Colangelo testified before a congressional subcommittee regarding the Road Home Program, which was created by the U.S. Department of Housing & Urban Development (HUD) and the Louisiana Recovery Authority (LRA) to help families that were displaced four years ago by Hurricanes Katrina and Rita. With an $11 billion budget, the Road Home Program is the largest housing recovery program in American history. Colangelo testified that by linking housing assistance to the depressed values of black families’ pre-storm segregated housing, HUD and the LRA have designed a program that awards disproportionately lower grants to African American homeowners, in violation of the Fair Housing Act and the Housing & Community Development Act.

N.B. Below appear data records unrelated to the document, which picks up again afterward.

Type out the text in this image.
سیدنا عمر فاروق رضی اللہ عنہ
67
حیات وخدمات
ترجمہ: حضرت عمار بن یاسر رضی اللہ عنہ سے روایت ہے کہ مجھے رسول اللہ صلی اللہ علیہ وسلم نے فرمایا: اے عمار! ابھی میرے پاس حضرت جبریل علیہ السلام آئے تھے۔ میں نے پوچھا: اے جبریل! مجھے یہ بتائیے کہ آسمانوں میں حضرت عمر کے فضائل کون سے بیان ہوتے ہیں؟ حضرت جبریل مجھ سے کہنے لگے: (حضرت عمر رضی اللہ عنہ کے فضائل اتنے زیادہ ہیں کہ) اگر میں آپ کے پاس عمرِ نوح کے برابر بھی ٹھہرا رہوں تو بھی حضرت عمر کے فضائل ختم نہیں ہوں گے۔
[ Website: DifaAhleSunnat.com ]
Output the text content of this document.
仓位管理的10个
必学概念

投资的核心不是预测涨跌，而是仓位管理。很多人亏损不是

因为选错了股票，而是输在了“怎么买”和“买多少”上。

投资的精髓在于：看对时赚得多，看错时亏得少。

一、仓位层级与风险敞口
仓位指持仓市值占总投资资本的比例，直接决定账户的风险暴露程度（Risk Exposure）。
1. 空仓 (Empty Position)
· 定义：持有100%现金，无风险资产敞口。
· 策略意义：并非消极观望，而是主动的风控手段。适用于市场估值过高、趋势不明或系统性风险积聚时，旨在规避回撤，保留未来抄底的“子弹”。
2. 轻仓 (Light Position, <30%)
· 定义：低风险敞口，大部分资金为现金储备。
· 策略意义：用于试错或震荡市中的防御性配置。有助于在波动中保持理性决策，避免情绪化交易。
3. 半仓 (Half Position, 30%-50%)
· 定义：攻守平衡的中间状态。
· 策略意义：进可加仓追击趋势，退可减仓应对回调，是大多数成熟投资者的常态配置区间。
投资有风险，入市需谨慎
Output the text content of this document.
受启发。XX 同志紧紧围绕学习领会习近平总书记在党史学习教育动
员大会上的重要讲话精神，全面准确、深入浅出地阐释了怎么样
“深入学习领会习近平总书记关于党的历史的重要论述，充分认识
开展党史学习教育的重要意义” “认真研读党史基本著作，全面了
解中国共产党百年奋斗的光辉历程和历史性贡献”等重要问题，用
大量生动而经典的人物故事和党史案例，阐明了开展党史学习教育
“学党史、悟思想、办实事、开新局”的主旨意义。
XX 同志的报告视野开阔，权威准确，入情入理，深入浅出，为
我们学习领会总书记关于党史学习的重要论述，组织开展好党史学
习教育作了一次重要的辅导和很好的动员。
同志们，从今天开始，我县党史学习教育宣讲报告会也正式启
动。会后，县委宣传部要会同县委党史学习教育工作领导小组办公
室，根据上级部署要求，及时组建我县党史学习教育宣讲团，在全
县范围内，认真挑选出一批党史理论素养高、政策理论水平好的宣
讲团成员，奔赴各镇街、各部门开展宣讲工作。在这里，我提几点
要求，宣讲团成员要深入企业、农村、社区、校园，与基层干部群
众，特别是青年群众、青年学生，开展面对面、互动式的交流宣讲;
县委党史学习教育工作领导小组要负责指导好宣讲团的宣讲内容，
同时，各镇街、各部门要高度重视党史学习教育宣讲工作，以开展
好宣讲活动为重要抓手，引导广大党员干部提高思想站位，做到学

In New Orleans, as in many cities, homes in predominantly African American communities had lower values than those in white communities, even when the condition, style, and quality of homes were comparable. As a result, African Americans were more likely to receive Road Home grants based on the depressed pre-storm value of their homes, rather than on the cost to repair their homes – leaving African American families far short of the resources they need to restore their homes and communities. This disparity is the subject of a class-action lawsuit that LDF has filed in partnership with the Greater New Orleans Fair Housing Action Center, the National Fair Housing Alliance, and the law firm of Cohen Milstein Sellers & Toll.
“The 111th Congress has a responsibility to ensure that our nation’s largest housing recovery program does not go down in history as a government-sponsored act of housing discrimination,” Colangelo testified.